Step 6: Dominance matrix: The numbers of dominating interactions will be summarised in the form of a dominance matrix, which gives the number of cases in which one ranking variable dominates or is being dominated by another ranking variable. The concept of a dominance matrix is taken from the fuzzy set techniques. The sum of rows gives the total number of cases in which the individual ranking variable(s) dominates all other ranking variables. The sum of a column indicates the total number of cases in which a particular ranking variable is being dominated by all other ranking variables. The difference of the number dominating in a column and the corresponding number being dominated in a row gives the net dominance for a ranking variable. The positive net dominance will mean that the variable under consideration has more numbers dominating than being dominated, while the net negative dominance will suggest that the concerned variable is being dominated in a higher number of cases than dominating other variables.
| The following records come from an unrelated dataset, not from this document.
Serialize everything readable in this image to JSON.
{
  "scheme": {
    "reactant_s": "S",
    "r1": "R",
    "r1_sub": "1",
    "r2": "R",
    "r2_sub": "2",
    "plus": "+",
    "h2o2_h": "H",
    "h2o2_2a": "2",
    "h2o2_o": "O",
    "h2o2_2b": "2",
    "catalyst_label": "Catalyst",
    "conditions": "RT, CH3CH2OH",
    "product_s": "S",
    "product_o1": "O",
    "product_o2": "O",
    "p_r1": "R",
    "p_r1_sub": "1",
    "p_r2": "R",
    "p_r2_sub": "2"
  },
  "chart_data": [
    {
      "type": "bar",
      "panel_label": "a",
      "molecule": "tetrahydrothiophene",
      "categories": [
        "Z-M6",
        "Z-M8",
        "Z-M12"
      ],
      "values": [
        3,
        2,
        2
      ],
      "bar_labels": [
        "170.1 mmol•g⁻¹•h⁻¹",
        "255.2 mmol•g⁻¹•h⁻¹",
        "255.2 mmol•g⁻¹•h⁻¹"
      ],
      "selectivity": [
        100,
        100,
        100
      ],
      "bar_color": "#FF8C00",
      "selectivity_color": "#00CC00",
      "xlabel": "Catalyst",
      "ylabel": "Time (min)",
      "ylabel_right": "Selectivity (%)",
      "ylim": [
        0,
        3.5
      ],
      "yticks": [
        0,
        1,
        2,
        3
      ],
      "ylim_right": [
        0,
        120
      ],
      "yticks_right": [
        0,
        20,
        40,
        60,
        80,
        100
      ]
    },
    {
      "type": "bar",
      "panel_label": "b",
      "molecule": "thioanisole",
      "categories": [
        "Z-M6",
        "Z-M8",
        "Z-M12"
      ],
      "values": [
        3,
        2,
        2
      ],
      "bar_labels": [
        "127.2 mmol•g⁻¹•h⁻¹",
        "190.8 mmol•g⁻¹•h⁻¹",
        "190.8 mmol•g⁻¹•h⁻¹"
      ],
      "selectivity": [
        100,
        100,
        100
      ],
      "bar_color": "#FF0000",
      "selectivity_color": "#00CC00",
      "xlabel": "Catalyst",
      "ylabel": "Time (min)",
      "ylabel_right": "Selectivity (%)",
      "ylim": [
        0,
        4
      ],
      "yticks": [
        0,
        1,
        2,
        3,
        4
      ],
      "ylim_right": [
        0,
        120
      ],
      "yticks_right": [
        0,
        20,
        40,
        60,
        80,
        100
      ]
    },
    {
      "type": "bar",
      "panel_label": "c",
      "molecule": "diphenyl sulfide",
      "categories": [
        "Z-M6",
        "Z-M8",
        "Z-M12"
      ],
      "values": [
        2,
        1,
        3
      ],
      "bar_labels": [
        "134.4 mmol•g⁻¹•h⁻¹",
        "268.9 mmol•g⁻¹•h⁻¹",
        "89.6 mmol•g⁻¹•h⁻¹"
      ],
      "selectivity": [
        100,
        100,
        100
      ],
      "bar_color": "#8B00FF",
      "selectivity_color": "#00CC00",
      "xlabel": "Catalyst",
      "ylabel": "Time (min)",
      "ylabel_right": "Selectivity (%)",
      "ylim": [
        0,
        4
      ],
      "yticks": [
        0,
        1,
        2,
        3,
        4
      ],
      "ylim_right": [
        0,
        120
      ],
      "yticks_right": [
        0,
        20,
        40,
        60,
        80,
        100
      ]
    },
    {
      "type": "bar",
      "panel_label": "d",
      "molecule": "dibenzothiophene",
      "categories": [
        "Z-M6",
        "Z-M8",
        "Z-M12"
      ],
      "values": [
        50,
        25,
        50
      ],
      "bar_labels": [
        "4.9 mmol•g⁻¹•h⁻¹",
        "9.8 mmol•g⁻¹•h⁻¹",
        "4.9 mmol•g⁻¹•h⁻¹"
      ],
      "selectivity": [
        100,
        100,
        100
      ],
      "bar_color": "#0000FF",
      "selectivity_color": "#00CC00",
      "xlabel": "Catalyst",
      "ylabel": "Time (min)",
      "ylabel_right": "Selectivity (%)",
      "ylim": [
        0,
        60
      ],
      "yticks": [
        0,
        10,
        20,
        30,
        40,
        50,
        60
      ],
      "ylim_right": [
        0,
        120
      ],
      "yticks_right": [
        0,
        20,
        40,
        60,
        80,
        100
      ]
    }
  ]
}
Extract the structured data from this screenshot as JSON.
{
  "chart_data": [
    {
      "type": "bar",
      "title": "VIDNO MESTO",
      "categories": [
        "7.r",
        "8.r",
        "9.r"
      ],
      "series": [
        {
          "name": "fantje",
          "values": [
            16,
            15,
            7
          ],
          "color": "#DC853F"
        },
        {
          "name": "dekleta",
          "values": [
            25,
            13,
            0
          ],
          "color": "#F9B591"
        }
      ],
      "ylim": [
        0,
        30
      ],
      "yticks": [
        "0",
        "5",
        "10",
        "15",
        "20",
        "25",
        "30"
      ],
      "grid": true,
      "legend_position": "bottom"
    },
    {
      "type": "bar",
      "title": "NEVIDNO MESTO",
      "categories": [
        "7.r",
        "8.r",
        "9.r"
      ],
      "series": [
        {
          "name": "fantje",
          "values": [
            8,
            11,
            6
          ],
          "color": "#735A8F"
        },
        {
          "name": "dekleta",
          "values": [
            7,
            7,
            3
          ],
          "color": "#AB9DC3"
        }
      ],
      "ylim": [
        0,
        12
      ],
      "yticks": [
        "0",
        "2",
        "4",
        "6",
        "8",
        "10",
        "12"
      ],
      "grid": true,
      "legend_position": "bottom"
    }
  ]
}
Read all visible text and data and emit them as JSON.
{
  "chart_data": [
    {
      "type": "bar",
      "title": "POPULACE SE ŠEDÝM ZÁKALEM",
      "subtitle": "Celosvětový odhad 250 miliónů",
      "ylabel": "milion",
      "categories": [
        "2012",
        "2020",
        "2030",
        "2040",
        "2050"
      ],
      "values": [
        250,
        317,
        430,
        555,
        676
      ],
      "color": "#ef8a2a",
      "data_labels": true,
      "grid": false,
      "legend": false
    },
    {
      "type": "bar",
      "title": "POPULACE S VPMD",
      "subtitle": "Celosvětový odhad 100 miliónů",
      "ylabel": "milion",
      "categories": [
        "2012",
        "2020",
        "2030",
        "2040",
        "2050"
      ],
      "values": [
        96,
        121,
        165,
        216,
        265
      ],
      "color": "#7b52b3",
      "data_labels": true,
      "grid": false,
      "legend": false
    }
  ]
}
The variable having net positive dominance in the maximum number of cases is ranked 1, followed by lower numbers of dominance relationships. The variables with more negative net dominance will be ranked lower, as these are being dominated more by other variables.

Step 7: Interpretive ranking model: The ranks obtained will be diagrammatically represented in the form of an 'Interpretive Ranking Model’. This model displays the final ranks of the ranking variables.

The IRP application is presented and explained further in Chapter 6, with an illustration of ranking GBM elements with reference to various benefit areas.